Goldman Cuts U.S. NatGas Price Forecast Again: Goldman Sachs reduced their outlook for domestic natural gas prices for the second time since late July, as output is proving to be much stronger than anticipated and is seen eclipsing demand growth by a wide margin. In late July they expected 4Q2015 prices to average $2.70/MMBtu. But prices aren't holding up. "The U.S. gas market has remained even more oversupplied than we forecast in late July," report said. "Since then, U.S. inventories have built by 850 Bcf (weather adjusted) versus our 805 Bcf forecast (July 31 to Oct. 9). As a result, inventories are currently at their highest level for this time of the year since 2012 and prices have fallen to $2.50/MMBtu, below our 4Q2015 $2.70/MMBtu forecast."
Exports, coal plant retirements and new petrochemical plants should support demand growth in 2016, while associated gas continues to decline. However, continued robust growth in the Northeast, limited declines in base production and a more oversupplied 2015 gas market lead to instead raise 2016 coal-to-gas (C2G) switching requirements. As a result, now are forecasting 2016 NYME gas prices to average $2.85/MMBtu versus a July forecast of $3.00 and be below the forward curve through 2Q2016. US gas production growth is looking stronger than expected. Goldman predicts growth of 4.2 Bcf/d this year, compared with an earlier forecast of 3.8 Bcf/d, while demand growth is seen at around 3.5 Bcf/d versus 3.6 Bcf/d. C2G switching now is estimated at 3.9 Bcf/d versus 3.6 Bcf/d. C2G switching is forecast at 2.2 Bcf/d net in 2016, up from 1.7 Bcf/d previously.
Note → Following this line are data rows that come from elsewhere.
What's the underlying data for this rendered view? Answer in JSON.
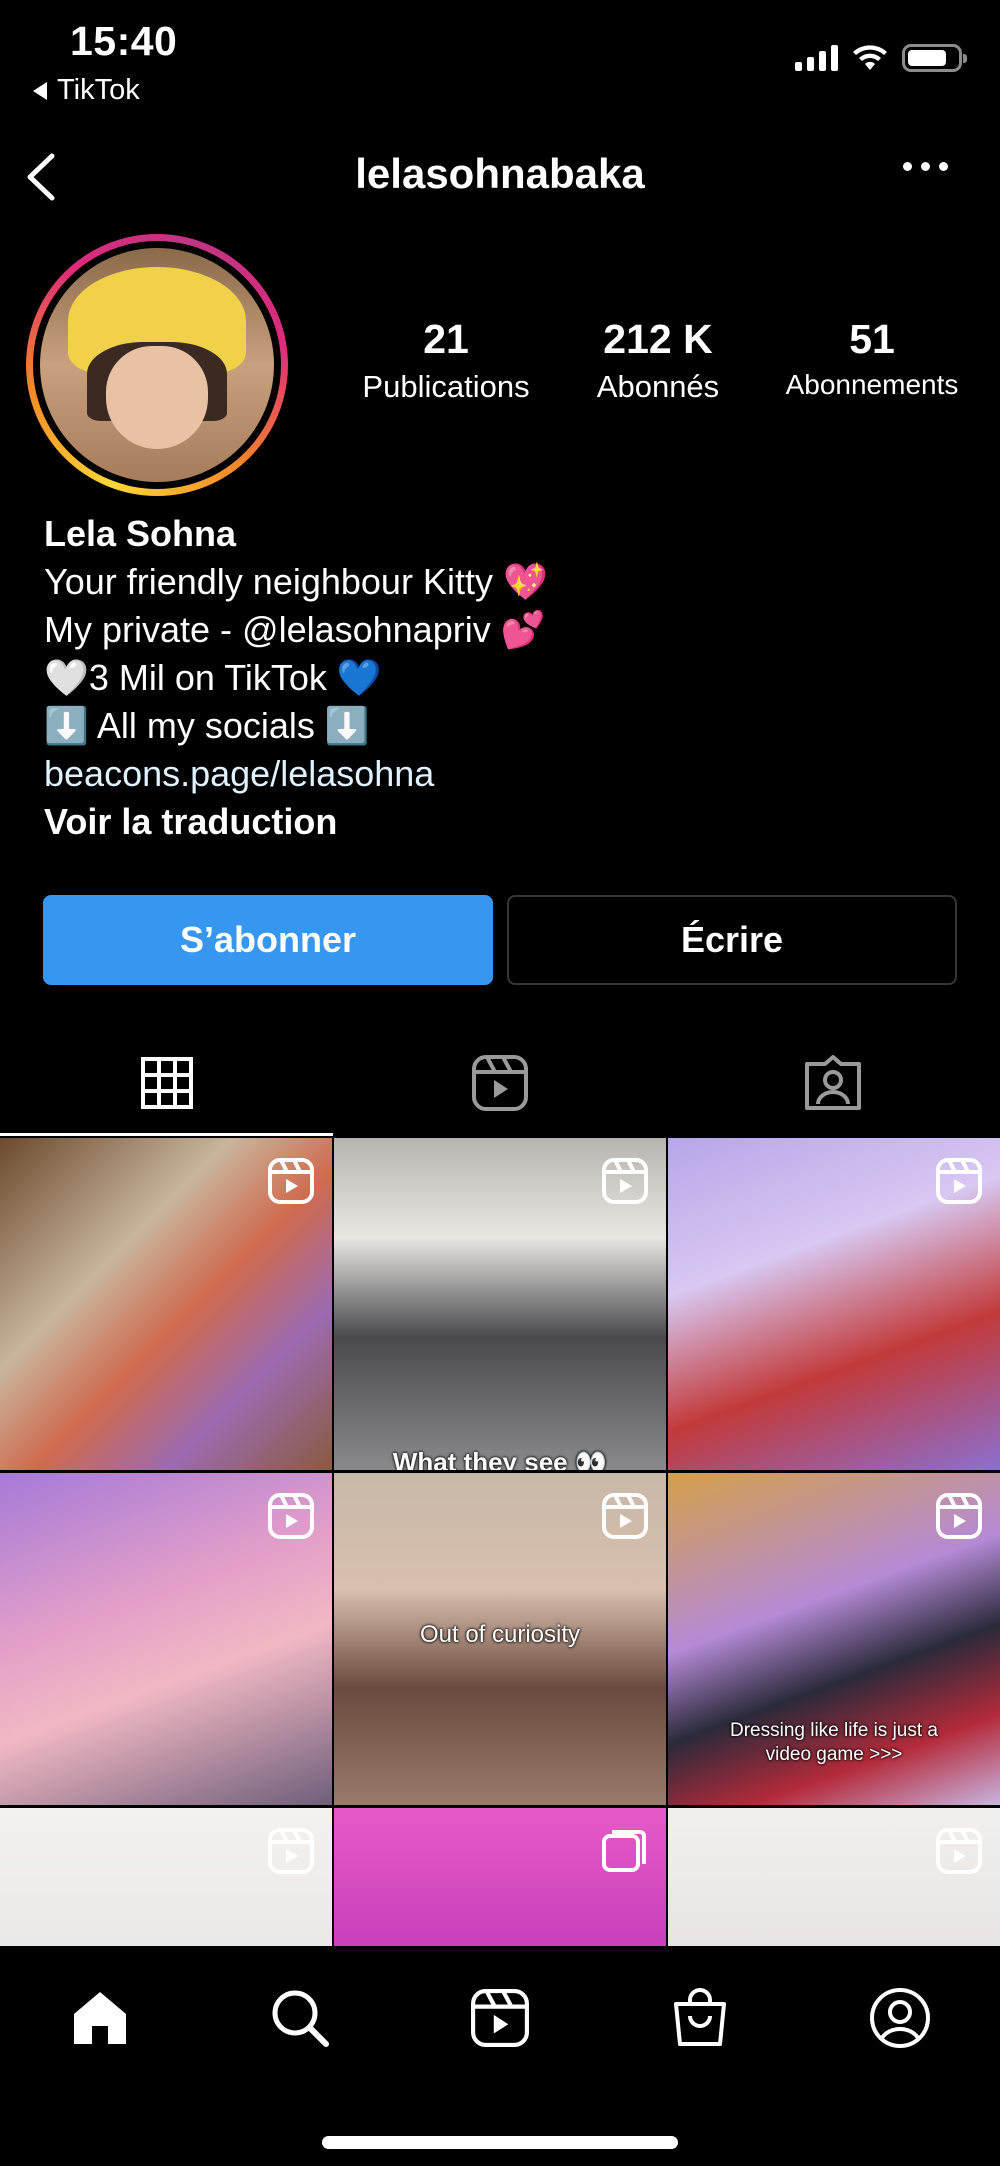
{
  "status_bar": {
    "time": "15:40",
    "back_app": "TikTok"
  },
  "header": {
    "username": "lelasohnabaka"
  },
  "profile": {
    "stats": {
      "posts_count": "21",
      "posts_label": "Publications",
      "followers_count": "212 K",
      "followers_label": "Abonnés",
      "following_count": "51",
      "following_label": "Abonnements"
    },
    "name": "Lela Sohna",
    "bio_lines": [
      "Your friendly neighbour Kitty 💖",
      "My private - @lelasohnapriv 💕",
      "🤍3 Mil on TikTok 💙",
      "⬇️ All my socials ⬇️"
    ],
    "link": "beacons.page/lelasohna",
    "translate_label": "Voir la traduction"
  },
  "buttons": {
    "follow_label": "S’abonner",
    "message_label": "Écrire",
    "follow_color": "#3797f0"
  },
  "tabs": [
    "grid-icon",
    "reels-icon",
    "tagged-icon"
  ],
  "grid": {
    "captions": {
      "cell2": "What they see 👀",
      "cell5": "Out of curiosity",
      "cell6": "Dressing like life is just a video game >>>"
    }
  },
  "bottom_nav": [
    "home-icon",
    "search-icon",
    "reels-icon",
    "shop-icon",
    "profile-icon"
  ]
}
Goldman's forecast for the end of injection season inventory has been reset to 4.0 Tcf from 3.915 Tcf, while the end-of-March forecast has risen to 2.072 Tcf from 1.91 Tcf. By the end of October 2016, inventory is seen at 4.018 Tcf versus a previous forecast of 3.84 Tcf. Monthly inventory data posted by the EIA "point to a balance over July-September [that is] 0.7 Bcf/d softer than we had forecast, driven by both resilient production and disappointing demand," said. "Industrial demand has continued to disappoint, flat since June, down 0.4 Bcf/d from last year's level in 3Q2015 and 0.7 Bcf/d below our forecast. In turn, production has continued to set new highs," up 0.5 Bcf/d versus 2Q2015 and plus-0.8 Bcf/d versus a previous forecast.
Associated gas production is forecast to continue to decline, but the Northeast should more than make up the difference. Given the expected large increase in Northeast pipeline takeaway capacity over the next few months, "we expect prices to remain near their current low levels into year-end," the Goldman team said. "Since we expect Northeast production to only fill 70% of new local offtake capacity in November-December, risks to our production forecasts are skewed to the upside."
There's another downside, too. Even if the forecast is correct, gas inventories could increase more in November if weather remains milder-than-normal, as is forecast with the El Nino weather pattern taking shape. "In fact, while extended forecasts point to only slightly warmer than normal months of November and December, the ongoing strong El Nino weather pattern creates risk of potentially warmer weather. As a result, we see risks as clearly skewed to another leg lower in gas prices in coming weeks." Moody's Investors Service also has a lower-for-longer price assumption for North American natural gas. The credit ratings firm reduced its price assumptions at Henry Hub by 25 cents overall, to $2.75/MMBtu in 2016; $3.00 in 2017 and $3.25/ in 2018. Moody's also lowered its assumptions for natural gas liquids (NGLs), which tend to move in line with oil prices. The rating agency now forecasts NGL prices of $18/boe in 2016, $20 in 2017 and $22 in 2018, with a medium-term price of $25/bbl.
Technical Outlook: Technically market is getting support at 148.00 and below same could see a test of 142.00 level, and resistance is now likely to be seen at 160.00, a move above could see prices testing 168.00.